The country's food and drug watchdog has also withdrawn the Good Manufacturing Practice (GMP) certificates from 128 drug makers, the China Daily website reported. The moves follow a spate of scandals that have recently rocked the Chinese food and drug economy, from poisoned toothpaste and pet food, to the recent death sentence handed to former SFDA director Zheng Xiaoyu for taking bribes to approve hundreds of drugs. The hard-line approach is part of an attempt to rev up the quality of products and counteract the growing international criticism of the country's pharmaceutical industry, which is described as poorly regulated. In the recent overhaul, the SFDA shut the door on five manufacturers, including the Qiqihar No. 2 Pharmaceutical Co., which was in the centre of fake Armillarisni A injection incident last year where 11 people died. The drug, used for treating inflammation of the gall bladder wall, contained diglycol instead of propylene glycol, and caused kidney failure.
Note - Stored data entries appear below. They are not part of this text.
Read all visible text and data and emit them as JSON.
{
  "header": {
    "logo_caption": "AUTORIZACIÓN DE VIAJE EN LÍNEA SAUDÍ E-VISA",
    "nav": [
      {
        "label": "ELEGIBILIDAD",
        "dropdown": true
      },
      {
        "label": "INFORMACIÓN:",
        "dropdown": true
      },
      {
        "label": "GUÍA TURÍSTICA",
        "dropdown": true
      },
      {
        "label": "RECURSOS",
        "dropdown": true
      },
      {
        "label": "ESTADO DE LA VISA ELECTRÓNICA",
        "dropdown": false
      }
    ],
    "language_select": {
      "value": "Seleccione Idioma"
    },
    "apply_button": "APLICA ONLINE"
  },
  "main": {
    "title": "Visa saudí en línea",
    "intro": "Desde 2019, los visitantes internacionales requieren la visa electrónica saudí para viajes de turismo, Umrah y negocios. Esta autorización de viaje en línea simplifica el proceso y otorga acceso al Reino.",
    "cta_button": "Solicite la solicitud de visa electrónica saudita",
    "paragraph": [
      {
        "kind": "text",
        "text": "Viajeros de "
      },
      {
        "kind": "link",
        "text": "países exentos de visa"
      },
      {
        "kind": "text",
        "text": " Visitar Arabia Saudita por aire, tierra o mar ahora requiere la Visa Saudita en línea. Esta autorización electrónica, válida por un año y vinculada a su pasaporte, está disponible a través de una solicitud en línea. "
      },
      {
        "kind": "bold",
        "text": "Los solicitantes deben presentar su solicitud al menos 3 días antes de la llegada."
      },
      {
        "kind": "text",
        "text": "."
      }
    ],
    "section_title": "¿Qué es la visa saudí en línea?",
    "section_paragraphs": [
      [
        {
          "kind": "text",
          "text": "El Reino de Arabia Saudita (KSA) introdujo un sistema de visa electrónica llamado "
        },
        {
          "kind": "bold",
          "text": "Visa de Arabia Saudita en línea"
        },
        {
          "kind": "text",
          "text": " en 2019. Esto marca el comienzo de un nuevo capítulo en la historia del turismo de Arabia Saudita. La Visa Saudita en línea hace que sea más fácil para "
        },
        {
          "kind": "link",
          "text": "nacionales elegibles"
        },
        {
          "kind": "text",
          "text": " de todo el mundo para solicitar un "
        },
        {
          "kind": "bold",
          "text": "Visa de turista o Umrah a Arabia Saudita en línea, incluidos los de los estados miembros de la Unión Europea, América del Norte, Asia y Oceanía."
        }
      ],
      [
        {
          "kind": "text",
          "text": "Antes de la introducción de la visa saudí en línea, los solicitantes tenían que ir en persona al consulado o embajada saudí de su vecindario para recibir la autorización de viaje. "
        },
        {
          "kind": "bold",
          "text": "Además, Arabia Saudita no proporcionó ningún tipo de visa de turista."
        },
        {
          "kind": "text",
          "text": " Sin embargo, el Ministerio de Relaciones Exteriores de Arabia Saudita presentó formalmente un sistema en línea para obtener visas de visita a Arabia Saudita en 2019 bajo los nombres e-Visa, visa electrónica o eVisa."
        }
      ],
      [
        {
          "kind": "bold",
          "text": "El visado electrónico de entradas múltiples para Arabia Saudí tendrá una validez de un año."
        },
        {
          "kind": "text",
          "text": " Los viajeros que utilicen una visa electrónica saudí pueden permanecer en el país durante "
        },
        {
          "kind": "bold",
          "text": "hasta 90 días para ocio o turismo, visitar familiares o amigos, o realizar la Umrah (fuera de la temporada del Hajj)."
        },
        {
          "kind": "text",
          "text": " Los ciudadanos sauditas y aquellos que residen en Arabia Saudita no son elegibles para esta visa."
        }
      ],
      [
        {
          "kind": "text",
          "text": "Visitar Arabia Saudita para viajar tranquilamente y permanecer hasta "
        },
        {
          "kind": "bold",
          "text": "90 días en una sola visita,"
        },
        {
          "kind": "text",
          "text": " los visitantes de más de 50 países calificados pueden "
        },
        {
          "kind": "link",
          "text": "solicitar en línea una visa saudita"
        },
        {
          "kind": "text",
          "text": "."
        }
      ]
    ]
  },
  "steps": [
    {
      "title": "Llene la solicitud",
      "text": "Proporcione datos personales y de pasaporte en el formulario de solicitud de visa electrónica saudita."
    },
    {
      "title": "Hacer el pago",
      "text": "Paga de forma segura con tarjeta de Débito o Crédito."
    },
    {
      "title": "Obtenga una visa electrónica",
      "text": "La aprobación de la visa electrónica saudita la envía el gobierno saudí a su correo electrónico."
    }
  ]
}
Five other drugs by the company were also been found to be fake. A second company, Guangdong Baiyi Pharmaceuticals, also had its license revoked after it was found to have made haemoglobin infected with a virus from a donor, the China Daily reported. Three other unnamed manufacturing facilities where shutdown, while the GMP certificates of 128 drug makers were also withdrawn as the SFDA upped the number of GMP inspectors at the start of the year. Meanwhile, the China Daily reported that a further crackdown over the weekend occurred with the banning of Shanghai-based Hualian Pharmaceutical's drug methotrexate to treat leukaemia and rheumatoid arthritis. Several child leukaemia patients described pain in their legs and difficulty walking after being administered with the drug, which would now be re-evaluated. Plans for the nationwide cleanup of the food and drug industry will also include a review of the production licenses of nearly 170,000 medicines.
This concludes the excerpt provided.